Delta said:
You know, I find this particular notion to be curious, novel, and disagreeable. As an old-time gamer (I guess), I'm used to coming to a ruleset, reading it, seeing what tools can be put together for a character or gameplay experience. I'm used to filling in the character's abilities first, and letting that tell me what his location, history, name, personality should be after that. (For example, see any PHB steplist for creating a character.)
...So at any rate, the idea of an RPG character that is fundamentally unrelated and transcends the gaming system itself is not something I can philosophically agree with. Like a bunch of other stuff around 4E. For whatever that's worth.
Well, it says a lot about your preferences for a game.
Warhammer Fantasy Roleplaying worked like that. You just started rolling and let the dice fall where they may, thus deciding what your character would be like. That's a totally viable way to create a character. And it does have a certain "old school" vibe to it. But it's not how most people want to play, and even in the "old days," most people didn't create characters that way.

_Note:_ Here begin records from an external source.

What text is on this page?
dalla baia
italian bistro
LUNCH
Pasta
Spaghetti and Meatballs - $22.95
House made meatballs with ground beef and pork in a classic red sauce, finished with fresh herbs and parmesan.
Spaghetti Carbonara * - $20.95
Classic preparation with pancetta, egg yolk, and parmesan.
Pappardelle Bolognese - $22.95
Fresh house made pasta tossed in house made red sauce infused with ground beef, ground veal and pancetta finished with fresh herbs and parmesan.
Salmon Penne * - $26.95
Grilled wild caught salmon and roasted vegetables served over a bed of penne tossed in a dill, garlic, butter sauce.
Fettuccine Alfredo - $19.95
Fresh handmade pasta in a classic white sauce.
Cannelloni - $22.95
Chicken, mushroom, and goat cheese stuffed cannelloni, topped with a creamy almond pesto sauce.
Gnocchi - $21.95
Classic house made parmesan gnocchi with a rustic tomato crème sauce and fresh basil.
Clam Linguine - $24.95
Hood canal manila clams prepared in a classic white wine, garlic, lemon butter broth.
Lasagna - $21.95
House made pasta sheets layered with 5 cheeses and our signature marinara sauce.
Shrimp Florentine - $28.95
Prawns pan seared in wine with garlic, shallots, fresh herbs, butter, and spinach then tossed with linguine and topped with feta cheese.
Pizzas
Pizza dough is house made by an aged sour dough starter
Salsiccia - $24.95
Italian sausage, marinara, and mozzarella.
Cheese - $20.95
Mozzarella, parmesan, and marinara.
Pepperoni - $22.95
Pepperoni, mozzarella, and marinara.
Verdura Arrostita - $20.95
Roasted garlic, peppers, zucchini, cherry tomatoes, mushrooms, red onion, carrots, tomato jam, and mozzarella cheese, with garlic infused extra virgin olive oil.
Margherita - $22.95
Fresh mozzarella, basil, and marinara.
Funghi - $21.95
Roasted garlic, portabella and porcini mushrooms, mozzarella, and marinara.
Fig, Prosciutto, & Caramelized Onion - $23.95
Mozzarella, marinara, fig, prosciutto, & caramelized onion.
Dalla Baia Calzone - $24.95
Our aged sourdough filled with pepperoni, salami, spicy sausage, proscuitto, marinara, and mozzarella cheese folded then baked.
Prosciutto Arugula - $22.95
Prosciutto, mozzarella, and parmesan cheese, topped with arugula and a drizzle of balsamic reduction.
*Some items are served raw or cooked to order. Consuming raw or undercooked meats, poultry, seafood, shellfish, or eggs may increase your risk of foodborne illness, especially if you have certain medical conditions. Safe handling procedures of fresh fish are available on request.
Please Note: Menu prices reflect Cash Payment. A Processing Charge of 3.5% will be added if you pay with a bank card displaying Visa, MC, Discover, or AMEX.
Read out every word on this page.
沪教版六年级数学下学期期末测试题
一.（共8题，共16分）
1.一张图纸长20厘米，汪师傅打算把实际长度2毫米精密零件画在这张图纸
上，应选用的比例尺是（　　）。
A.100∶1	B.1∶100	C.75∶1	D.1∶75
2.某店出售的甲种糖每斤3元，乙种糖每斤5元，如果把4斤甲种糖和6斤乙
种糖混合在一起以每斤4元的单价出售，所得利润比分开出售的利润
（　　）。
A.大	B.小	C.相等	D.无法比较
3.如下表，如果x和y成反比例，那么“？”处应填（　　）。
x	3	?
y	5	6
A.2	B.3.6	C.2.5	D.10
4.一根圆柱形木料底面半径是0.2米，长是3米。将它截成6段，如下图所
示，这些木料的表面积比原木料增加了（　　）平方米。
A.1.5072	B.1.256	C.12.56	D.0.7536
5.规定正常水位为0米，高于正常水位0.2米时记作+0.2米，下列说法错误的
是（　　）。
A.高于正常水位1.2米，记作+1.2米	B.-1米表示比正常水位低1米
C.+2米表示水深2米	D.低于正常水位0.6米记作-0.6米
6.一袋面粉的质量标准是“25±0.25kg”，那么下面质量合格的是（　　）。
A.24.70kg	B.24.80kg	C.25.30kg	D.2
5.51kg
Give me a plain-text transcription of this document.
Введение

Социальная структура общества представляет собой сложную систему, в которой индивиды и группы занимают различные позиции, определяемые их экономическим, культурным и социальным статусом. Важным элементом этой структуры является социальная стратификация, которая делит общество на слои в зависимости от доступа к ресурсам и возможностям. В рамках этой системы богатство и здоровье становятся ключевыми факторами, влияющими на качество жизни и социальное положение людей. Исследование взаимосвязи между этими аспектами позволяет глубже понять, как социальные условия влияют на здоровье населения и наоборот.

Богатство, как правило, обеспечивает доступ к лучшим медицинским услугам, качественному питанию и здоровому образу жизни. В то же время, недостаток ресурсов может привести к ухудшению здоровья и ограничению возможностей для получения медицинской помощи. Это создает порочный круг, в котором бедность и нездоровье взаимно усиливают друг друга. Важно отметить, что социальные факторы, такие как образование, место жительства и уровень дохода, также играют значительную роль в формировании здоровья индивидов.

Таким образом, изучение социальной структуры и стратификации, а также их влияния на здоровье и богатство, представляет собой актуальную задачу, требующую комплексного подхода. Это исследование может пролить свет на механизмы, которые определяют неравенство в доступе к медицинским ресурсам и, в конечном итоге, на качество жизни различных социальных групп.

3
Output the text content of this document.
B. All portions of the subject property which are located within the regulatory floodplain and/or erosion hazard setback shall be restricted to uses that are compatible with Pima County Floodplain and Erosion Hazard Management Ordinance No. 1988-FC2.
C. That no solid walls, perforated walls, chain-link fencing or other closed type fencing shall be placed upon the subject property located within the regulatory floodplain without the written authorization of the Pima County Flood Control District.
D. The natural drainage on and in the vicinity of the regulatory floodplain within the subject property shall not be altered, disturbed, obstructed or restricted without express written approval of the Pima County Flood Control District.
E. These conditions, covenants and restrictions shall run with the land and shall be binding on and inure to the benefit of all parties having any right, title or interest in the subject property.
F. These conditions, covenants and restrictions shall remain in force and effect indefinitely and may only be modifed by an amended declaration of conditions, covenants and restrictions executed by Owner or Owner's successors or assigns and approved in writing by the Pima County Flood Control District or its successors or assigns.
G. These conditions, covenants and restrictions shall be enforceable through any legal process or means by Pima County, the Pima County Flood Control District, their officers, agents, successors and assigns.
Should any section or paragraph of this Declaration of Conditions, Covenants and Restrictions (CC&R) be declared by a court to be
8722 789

Things like Point Buy, placing ability scores in order, and choosing class and race are all about letting the player
formulate a concept first, and then attempt to
execute that concept using the ruleset. That concept may start out as simple as "I think I want to create a heavy fighter," or as detailed as "my character is a human fighter who learned to fight serving with a mercenary company, and then struck out on his home after the baron betrayed his entire troupe, leaving him as the sole survivor bent on vengeance."
Obviously, that concept is a little cheesy, but it's just what came to me as I was typing. The point is that the rules do allow you to take a character concept and attempt to find the rules-based execution of that character. DMs do this all the time when making NPCs - they have to.
When converting an existing character to a different rules system, you need to back that concept out of the mechanical representation on your character sheet. Usually, if you've actually been roleplaying, that concept has crystallized
as you played. So, to "convert" the character to Fourth Edition, all you have to do is take that now-solid concept and execute it using the new ruleset.